A1: Scapular Push-Ups
2 x 10 reps
Lock elbows, tuck hips and use the scapulars only. Try to maximally push tall on each rep. If this is too challenging regress the movement and do it standing with hands in front of you.
B1: Dips on P Bars
2 x 5-8 reps
Using feet to support yourself as much as necessary.

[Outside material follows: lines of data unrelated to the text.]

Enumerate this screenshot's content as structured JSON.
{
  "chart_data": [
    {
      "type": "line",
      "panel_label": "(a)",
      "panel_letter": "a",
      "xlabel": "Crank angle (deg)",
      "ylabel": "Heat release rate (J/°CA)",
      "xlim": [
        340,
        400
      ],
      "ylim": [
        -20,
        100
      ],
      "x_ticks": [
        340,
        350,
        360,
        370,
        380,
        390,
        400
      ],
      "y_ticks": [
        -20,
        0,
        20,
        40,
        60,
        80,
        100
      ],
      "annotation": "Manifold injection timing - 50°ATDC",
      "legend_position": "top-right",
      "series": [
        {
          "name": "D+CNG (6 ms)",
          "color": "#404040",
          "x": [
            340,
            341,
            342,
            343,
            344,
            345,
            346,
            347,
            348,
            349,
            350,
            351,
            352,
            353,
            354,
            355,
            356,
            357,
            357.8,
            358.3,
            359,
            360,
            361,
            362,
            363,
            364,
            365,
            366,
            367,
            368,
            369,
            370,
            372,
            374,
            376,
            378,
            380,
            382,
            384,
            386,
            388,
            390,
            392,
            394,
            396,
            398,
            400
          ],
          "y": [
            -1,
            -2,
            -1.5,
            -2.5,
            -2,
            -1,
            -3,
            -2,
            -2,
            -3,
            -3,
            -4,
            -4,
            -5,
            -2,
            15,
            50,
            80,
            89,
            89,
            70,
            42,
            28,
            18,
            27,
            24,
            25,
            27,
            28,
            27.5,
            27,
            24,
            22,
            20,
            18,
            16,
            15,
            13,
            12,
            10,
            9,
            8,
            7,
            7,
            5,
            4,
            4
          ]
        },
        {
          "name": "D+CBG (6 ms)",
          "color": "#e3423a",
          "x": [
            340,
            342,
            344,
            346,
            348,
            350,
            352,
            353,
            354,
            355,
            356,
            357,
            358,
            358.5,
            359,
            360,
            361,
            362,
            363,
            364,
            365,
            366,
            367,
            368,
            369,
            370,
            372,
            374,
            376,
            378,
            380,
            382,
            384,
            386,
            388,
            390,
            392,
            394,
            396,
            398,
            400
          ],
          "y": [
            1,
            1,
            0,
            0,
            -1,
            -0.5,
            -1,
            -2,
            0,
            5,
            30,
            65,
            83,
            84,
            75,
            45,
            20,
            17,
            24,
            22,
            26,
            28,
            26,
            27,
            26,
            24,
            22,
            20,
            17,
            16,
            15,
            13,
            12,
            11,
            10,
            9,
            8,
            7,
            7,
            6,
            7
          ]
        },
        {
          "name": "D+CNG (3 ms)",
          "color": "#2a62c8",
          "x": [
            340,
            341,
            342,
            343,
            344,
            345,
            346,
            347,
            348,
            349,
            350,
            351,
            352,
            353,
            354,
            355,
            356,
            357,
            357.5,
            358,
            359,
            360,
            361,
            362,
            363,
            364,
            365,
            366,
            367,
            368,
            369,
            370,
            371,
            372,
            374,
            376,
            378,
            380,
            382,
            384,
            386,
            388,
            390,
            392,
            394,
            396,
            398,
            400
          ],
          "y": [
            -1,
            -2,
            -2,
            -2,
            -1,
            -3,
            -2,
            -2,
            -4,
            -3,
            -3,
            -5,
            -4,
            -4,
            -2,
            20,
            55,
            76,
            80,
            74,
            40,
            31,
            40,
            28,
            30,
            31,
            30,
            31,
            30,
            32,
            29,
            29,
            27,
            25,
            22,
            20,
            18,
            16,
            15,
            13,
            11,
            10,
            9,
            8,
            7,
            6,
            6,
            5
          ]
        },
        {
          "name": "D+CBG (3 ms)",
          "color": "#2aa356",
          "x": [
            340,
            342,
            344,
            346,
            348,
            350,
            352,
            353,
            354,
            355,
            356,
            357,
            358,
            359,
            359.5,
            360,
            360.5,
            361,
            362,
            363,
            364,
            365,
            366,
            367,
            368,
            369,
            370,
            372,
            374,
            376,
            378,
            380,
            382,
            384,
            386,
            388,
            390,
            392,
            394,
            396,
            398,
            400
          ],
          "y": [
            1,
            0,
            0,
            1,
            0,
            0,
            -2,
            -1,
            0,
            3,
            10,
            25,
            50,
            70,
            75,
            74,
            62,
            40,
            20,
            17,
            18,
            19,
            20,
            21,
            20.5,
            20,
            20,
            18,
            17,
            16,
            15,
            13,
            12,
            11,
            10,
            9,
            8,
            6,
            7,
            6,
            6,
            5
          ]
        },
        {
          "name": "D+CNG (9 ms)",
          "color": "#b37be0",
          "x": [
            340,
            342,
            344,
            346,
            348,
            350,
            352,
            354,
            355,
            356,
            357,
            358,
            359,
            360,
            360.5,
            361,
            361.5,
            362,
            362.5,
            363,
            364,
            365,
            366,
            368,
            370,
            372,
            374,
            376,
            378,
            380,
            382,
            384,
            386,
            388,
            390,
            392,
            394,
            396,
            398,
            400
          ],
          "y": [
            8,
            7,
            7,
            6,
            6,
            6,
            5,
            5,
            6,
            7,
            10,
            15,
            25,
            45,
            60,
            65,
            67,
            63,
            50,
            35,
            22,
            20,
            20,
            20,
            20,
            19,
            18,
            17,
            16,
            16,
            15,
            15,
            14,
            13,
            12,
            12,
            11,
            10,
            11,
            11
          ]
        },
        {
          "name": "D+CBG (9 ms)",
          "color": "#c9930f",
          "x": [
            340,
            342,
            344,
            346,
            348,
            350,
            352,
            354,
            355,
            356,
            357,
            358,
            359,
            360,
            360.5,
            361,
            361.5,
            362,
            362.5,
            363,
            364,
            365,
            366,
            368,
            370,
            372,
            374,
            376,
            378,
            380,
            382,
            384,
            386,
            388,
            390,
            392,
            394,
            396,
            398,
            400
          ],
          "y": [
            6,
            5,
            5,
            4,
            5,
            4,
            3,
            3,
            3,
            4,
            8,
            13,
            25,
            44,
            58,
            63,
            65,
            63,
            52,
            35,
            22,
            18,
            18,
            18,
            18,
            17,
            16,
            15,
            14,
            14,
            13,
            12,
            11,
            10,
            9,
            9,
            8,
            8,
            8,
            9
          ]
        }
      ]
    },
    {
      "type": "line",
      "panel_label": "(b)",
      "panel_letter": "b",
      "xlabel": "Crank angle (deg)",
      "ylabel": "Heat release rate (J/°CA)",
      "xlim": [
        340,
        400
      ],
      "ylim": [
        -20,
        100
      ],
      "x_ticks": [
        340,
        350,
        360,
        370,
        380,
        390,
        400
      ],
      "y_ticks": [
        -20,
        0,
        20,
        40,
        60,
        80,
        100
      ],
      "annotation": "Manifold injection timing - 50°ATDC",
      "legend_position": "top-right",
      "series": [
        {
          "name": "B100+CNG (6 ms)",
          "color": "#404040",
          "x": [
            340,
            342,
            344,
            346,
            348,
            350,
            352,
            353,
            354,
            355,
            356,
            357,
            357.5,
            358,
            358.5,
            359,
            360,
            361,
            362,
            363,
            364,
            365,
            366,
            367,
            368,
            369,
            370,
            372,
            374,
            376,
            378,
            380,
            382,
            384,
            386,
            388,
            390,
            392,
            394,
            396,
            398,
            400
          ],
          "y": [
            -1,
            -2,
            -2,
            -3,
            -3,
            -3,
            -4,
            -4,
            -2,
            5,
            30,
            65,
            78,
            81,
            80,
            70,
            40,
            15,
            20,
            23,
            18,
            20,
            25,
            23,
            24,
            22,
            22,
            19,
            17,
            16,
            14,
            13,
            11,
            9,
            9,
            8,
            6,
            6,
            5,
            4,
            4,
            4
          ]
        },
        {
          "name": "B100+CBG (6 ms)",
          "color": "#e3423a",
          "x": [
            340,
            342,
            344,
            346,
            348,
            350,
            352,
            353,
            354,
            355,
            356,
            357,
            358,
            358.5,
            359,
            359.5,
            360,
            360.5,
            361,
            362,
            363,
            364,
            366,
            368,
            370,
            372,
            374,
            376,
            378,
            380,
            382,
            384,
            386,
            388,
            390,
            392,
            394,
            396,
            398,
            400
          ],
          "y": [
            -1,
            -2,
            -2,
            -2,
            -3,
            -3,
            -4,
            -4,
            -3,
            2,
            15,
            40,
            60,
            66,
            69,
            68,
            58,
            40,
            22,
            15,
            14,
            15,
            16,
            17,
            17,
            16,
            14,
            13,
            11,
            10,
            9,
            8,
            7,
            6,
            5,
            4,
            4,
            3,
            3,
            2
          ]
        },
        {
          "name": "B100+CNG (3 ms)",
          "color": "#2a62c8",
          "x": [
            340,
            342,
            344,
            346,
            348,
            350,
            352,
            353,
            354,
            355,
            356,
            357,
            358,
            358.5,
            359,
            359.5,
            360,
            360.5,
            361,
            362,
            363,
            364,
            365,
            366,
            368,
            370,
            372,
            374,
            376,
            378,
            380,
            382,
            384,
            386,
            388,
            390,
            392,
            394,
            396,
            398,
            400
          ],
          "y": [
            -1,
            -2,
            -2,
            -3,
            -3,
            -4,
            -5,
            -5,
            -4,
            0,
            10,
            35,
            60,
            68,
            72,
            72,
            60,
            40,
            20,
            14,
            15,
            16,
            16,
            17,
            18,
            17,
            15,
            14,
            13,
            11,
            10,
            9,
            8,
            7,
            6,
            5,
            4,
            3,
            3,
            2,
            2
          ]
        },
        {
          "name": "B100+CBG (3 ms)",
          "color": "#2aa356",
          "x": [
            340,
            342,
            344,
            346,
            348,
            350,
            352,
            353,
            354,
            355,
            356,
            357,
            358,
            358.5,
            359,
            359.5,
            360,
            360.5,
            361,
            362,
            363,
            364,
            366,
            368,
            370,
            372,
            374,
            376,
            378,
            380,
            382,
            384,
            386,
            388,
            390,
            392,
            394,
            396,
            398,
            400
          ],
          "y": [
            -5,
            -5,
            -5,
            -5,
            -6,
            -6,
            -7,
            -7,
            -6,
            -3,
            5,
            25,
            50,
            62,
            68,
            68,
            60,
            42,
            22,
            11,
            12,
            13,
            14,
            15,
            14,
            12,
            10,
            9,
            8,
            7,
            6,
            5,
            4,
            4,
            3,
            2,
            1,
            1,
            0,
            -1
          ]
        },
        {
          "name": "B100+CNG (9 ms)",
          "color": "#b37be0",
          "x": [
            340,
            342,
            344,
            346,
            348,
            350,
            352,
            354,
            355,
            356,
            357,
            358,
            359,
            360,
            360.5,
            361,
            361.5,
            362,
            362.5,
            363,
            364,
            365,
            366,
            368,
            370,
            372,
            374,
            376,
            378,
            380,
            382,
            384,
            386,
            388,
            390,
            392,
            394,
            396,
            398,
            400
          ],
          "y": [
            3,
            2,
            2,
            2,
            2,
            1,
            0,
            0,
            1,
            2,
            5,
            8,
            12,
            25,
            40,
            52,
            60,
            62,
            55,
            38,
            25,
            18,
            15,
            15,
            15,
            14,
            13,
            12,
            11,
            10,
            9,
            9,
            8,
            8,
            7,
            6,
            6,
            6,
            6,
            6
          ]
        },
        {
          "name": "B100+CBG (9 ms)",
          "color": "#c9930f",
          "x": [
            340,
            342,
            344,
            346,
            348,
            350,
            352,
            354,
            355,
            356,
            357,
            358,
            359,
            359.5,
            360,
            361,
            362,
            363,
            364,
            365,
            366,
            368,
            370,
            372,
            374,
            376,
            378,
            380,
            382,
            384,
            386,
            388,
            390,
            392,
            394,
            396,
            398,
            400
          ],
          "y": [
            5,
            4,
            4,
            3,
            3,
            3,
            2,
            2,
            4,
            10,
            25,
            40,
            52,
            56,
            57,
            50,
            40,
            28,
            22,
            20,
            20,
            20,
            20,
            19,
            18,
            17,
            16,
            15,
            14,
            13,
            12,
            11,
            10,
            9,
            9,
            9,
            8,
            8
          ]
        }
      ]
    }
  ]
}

Try to keep the elbows stacked over the hands the whole time.
B2: Frog Rocks + IR
3 x 10r each side
This is will be a key component for your full bodyweight squat - try to create as much rotation in the hips as possible.
C1: Push-Ups
3 x 6-10 reps
Level 1 On Knees Push-Up
Level 2 Gymnastics Push-up
Level 3 Forward Lean Push-up
Big things to think about:
- Protract the shoulders
- Elbows stay close to body
- Bodyline stays straight (don't arch)
C2: 90/90 transitions through Bear Sit
3 x 10 transitions
Hands are behind, separate the knees as much as possible to create lengthening through the adductor.